SIMCO: SIMilarity-based object COunting
This is an incremental advancement for computer vision researchers and practitioners, as it introduces the first unsupervised multi-class object counting method.
SIMCO tackles multi-class object counting by detecting foreground objects using a Mask RCNN trained on a synthetic dataset and clustering embeddings from a similarity-based head, achieving state-of-the-art scores on benchmarks.
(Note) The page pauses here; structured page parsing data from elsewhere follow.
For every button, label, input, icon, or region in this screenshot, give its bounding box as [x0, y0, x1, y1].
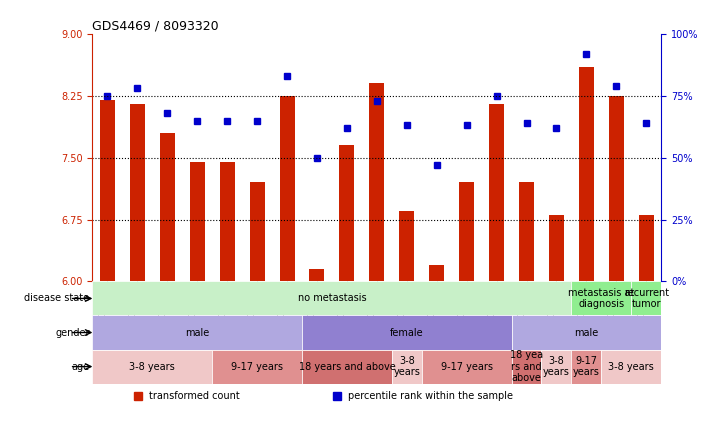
FancyBboxPatch shape: [631, 281, 661, 316]
Bar: [130, 104, 145, 281]
Bar: [100, 100, 115, 281]
FancyBboxPatch shape: [572, 349, 602, 384]
Text: 9-17 years: 9-17 years: [441, 362, 493, 371]
FancyBboxPatch shape: [302, 349, 392, 384]
FancyBboxPatch shape: [392, 349, 422, 384]
FancyBboxPatch shape: [542, 349, 572, 384]
Text: 3-8 years: 3-8 years: [609, 362, 654, 371]
FancyBboxPatch shape: [511, 316, 661, 349]
Bar: [519, 182, 534, 281]
FancyBboxPatch shape: [92, 281, 572, 316]
Text: gender: gender: [55, 327, 90, 338]
Text: disease state: disease state: [24, 294, 90, 303]
FancyBboxPatch shape: [422, 349, 511, 384]
Bar: [459, 182, 474, 281]
Text: metastasis at
diagnosis: metastasis at diagnosis: [568, 288, 634, 309]
Text: 3-8
years: 3-8 years: [543, 356, 570, 377]
Text: 3-8 years: 3-8 years: [129, 362, 175, 371]
Bar: [400, 212, 415, 281]
Bar: [339, 145, 354, 281]
Bar: [549, 215, 564, 281]
Text: male: male: [185, 327, 209, 338]
FancyBboxPatch shape: [302, 316, 511, 349]
Text: 9-17 years: 9-17 years: [231, 362, 283, 371]
FancyBboxPatch shape: [511, 349, 542, 384]
Text: female: female: [390, 327, 424, 338]
FancyBboxPatch shape: [92, 349, 212, 384]
Text: male: male: [574, 327, 599, 338]
Bar: [489, 104, 504, 281]
Bar: [250, 182, 264, 281]
Text: 18 yea
rs and
above: 18 yea rs and above: [510, 350, 543, 383]
Text: 9-17
years: 9-17 years: [573, 356, 600, 377]
Bar: [190, 162, 205, 281]
Bar: [220, 162, 235, 281]
Text: 18 years and above: 18 years and above: [299, 362, 395, 371]
Text: age: age: [72, 362, 90, 371]
Bar: [429, 265, 444, 281]
Text: transformed count: transformed count: [149, 391, 240, 401]
Bar: [309, 269, 324, 281]
Bar: [369, 83, 385, 281]
FancyBboxPatch shape: [92, 316, 302, 349]
Text: 3-8
years: 3-8 years: [393, 356, 420, 377]
Bar: [609, 96, 624, 281]
Bar: [638, 215, 653, 281]
FancyBboxPatch shape: [572, 281, 631, 316]
Text: recurrent
tumor: recurrent tumor: [624, 288, 669, 309]
Text: GDS4469 / 8093320: GDS4469 / 8093320: [92, 20, 219, 33]
FancyBboxPatch shape: [212, 349, 302, 384]
FancyBboxPatch shape: [602, 349, 661, 384]
Bar: [579, 67, 594, 281]
Bar: [160, 133, 175, 281]
Bar: [279, 96, 294, 281]
Text: no metastasis: no metastasis: [298, 294, 366, 303]
Text: percentile rank within the sample: percentile rank within the sample: [348, 391, 513, 401]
We present SIMCO, the first agnostic multi-class object counting approach. SIMCO starts by detecting foreground objects through a novel Mask RCNN-based architecture trained beforehand (just once) on a brand-new synthetic 2D shape dataset, InShape; the idea is to highlight every object resembling a primitive 2D shape (circle, square, rectangle, etc.). Each object detected is described by a low-dimensional embedding, obtained from a novel similarity-based head branch; this latter implements a triplet loss, encouraging similar objects (same 2D shape + color and scale) to map close. Subsequently, SIMCO uses this embedding for clustering, so that different types of objects can emerge and be counted, making SIMCO the very first multi-class unsupervised counter. Experiments show that SIMCO provides state-of-the-art scores on counting benchmarks and that it can also help in many challenging image understanding tasks.